Atatürk’e ayyaş dediler ama,
İsmet İnönü’nün emrinde çalışan Batı Cephesi Kurmay Başkanı Asım Gündüz’ü dinleyelim.
“O gün Duatepede düşmanın iniltisini sevinç gözyaşları ile kutluyorduk. Kolordumuzun Kurmay Başkanı Hayrullah Bey, bir akşam yemeği hazırlamıştı. Ortada bir cılız tavuk ile, dört beş dilim siyah
ekmekten başka bir şey yoktu. Dünden beri ağzımıza en ufak bir lokma girmemişti. Atatürk, Fevzi Paşa, İsmet Paşa, ben, Kazım Bey, sofraya bağdaş kurduk. Hayrullah (Fişek) Bey, Tevfik (Bıyıklıoğlu) Bey, Salih Bey biraz uzaktaydılar. Atatürk, Kolordu Komutanı Kazım Beye dönerek:
-“Erlere yiyecek ne verebildiniz?” diye sordu.
Kazım (Özalp) Bey şaşırdı, durakladı, Kurmay Başkanına dönerek:
- “Hayrullah Bey, erlere ne verebildik? diye sordu.
-“ Efendim, dün sabah tedarik ettiğimiz buğdayı, kavurmaları için birliklere dağıtmıştık”
Bu sözleri duyan Mustafa Kemal Paşa, biraz durakladıktan sonra ayağa kalktı ve tavuğa el sürmeden yürüdü. Biz de onu takip ettik. Diğer arkadaşlar da ne tavuğa, ne de bir dilim ekmeğe el sürebilmişti. O akşam hepimiz yine aç yattık.
Çok iyi hatırlarım, birkaç gün evvel Çaldağ bölgesinde yaver Muzaffer Bey başkumandana Fevzi Paşaya ancak bir tek yumurta bulabilmişti. Düşman tarlaları ve köyleri yakmış, bir sefalet ve yokluk bölgeyi kasıp kavurmuştu”

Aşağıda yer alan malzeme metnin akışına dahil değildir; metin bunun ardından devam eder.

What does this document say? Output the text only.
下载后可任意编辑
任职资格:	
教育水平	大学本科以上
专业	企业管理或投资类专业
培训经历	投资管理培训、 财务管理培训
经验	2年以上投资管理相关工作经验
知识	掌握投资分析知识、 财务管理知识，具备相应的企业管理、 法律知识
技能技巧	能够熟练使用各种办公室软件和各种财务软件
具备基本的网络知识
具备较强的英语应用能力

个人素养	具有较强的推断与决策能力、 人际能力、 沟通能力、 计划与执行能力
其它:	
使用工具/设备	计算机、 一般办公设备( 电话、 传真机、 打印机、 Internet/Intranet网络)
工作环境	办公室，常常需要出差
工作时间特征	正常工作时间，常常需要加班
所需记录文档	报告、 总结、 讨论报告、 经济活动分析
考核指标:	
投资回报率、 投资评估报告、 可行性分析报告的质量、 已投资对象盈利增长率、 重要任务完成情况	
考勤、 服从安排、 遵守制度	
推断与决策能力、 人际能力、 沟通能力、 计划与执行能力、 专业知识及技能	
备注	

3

Onlar kurtardı bu ülkeyi onlar.
Yoklukta, sefalette, açlıkta…
Şimdi Atatürk’e ve İsmet Paşa’ya utanmadan “ayyaş” dediler ama, sorarım onların bugün neleri var, kurtardıkları bir dikili vatanlarından başka?
Sizin ise gemicikleriniz var, hastaneleriniz var, bankacıklarınız var, paracıklarınız var.
Daha da kötüsü sırtınızda kambur gibi birikmiş hırsızlık dosyalarınız var.